Discovery of novel inhibitors for malate synthase of Mycobacterium Tuberculosis from natural products.

Tuberculosis (TB) caused by Mycobacterium tuberculosis (Mtb) remains a global public health threat, particularly due to dormant Mtb, which necessitates prolonged drug treatment. Mycobacterium tuberculosis malate synthase (MtbMS) is a key rate-limiting enzyme in the glyoxylate shunt, essential for the survival of dormant Mtb but absent in the host. Using target-based virtual screening and biochemical approaches, we identified novel natural inhibitors of MtbMS. Molecular docking by Schrödinger and subsequent manual selection identified 11 compounds as potential inhibitors.
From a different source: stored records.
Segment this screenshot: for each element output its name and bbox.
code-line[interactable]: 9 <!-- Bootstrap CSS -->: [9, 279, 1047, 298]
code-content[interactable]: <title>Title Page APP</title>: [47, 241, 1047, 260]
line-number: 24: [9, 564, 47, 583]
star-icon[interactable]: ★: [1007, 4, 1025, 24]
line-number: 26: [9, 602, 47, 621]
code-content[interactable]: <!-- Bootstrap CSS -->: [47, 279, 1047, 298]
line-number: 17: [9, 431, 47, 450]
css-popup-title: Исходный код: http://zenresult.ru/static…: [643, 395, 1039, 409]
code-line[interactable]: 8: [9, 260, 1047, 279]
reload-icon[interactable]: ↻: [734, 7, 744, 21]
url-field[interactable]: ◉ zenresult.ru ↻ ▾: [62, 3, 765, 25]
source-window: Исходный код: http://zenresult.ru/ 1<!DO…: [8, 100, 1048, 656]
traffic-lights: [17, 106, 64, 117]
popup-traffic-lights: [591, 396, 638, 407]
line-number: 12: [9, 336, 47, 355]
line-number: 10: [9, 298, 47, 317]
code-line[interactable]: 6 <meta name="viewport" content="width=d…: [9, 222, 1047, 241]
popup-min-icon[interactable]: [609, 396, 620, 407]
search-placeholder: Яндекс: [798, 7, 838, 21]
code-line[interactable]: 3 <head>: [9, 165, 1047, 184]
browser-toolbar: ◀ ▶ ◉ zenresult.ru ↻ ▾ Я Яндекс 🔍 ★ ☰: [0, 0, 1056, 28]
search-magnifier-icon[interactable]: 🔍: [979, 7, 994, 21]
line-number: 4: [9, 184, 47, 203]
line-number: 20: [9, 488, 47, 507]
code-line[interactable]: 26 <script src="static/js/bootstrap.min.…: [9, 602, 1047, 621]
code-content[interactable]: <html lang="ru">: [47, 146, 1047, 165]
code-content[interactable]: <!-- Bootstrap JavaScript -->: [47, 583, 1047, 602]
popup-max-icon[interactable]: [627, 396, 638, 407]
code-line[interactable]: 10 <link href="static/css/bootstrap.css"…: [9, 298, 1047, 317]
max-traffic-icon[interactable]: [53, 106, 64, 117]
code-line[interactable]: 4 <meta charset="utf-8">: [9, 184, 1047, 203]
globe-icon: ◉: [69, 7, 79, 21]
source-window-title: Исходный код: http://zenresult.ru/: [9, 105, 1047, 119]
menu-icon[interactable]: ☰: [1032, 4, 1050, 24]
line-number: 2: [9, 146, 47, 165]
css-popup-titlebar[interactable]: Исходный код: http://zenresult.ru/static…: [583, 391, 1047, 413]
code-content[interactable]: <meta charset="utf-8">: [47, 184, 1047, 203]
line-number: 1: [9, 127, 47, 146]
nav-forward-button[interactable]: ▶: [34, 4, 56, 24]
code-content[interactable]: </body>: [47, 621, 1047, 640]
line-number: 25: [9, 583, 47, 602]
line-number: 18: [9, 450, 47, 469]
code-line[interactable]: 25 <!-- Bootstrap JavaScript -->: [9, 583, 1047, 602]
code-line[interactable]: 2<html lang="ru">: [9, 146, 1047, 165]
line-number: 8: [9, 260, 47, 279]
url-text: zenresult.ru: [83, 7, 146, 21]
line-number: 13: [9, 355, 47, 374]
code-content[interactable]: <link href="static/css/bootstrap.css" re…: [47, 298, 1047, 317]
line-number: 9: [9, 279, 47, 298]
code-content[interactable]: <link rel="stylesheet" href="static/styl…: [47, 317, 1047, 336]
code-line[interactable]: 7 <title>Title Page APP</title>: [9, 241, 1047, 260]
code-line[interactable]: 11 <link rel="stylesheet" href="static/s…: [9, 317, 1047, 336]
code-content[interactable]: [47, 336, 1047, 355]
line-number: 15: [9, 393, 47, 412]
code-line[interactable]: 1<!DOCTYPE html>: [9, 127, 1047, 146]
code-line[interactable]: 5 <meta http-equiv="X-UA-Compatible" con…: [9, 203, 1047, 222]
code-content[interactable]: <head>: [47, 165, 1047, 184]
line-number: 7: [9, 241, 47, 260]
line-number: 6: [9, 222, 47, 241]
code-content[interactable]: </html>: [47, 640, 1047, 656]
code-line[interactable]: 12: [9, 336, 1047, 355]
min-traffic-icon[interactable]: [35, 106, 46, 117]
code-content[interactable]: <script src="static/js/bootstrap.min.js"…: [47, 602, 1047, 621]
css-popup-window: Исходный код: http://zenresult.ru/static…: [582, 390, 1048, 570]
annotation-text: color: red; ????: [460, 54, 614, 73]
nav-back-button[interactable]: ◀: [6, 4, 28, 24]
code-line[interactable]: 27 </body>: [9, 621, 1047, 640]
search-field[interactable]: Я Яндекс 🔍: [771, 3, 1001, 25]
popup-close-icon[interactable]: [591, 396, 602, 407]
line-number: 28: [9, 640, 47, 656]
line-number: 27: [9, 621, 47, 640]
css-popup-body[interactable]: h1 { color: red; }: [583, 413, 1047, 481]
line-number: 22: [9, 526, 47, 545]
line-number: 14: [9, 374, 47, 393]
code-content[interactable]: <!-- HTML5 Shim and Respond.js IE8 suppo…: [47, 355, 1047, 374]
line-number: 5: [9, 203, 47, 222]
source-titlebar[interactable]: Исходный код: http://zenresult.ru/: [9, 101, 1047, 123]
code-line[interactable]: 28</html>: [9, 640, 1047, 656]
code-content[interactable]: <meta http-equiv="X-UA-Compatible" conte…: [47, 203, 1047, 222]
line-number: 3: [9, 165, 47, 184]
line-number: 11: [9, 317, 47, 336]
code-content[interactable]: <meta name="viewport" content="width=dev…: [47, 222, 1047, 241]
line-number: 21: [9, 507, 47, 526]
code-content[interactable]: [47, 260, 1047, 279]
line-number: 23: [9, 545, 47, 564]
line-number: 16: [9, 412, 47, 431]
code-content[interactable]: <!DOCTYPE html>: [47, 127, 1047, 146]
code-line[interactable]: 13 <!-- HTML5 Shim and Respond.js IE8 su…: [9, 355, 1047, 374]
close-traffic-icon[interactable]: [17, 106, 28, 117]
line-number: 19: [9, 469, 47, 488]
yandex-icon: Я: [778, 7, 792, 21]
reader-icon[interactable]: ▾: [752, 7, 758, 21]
Molecular dynamics (MD) simulations and binding-free energy analysis (MM/GBSA) demonstrated high stability and binding affinity of MtbMS with Nordihydroguaiaretic Acids (NDGA) and Meso-NDGA. NDGA and Meso-NDGA by inhibition experiment exhibited half-maximal inhibitory concentrations (IC) against MtbMS at 1.10 ± 0.01 μM and 14.29 ± 0.95 μM and by Isothermal Titration Calorimetry (ITC) showed binding constants (K) of 5.66 μM and 34.90 μM, respectively. Their minimum inhibitory concentrations (MIC) against Mtb H37Rv were 60.47 μg/mL and 30.24 μg/mL, respectively. In conclusion, natural products NDGA and Meso-NDGA are potent inhibitors of MtbMS and represent promising new scaffolds for combating dormant Mtb.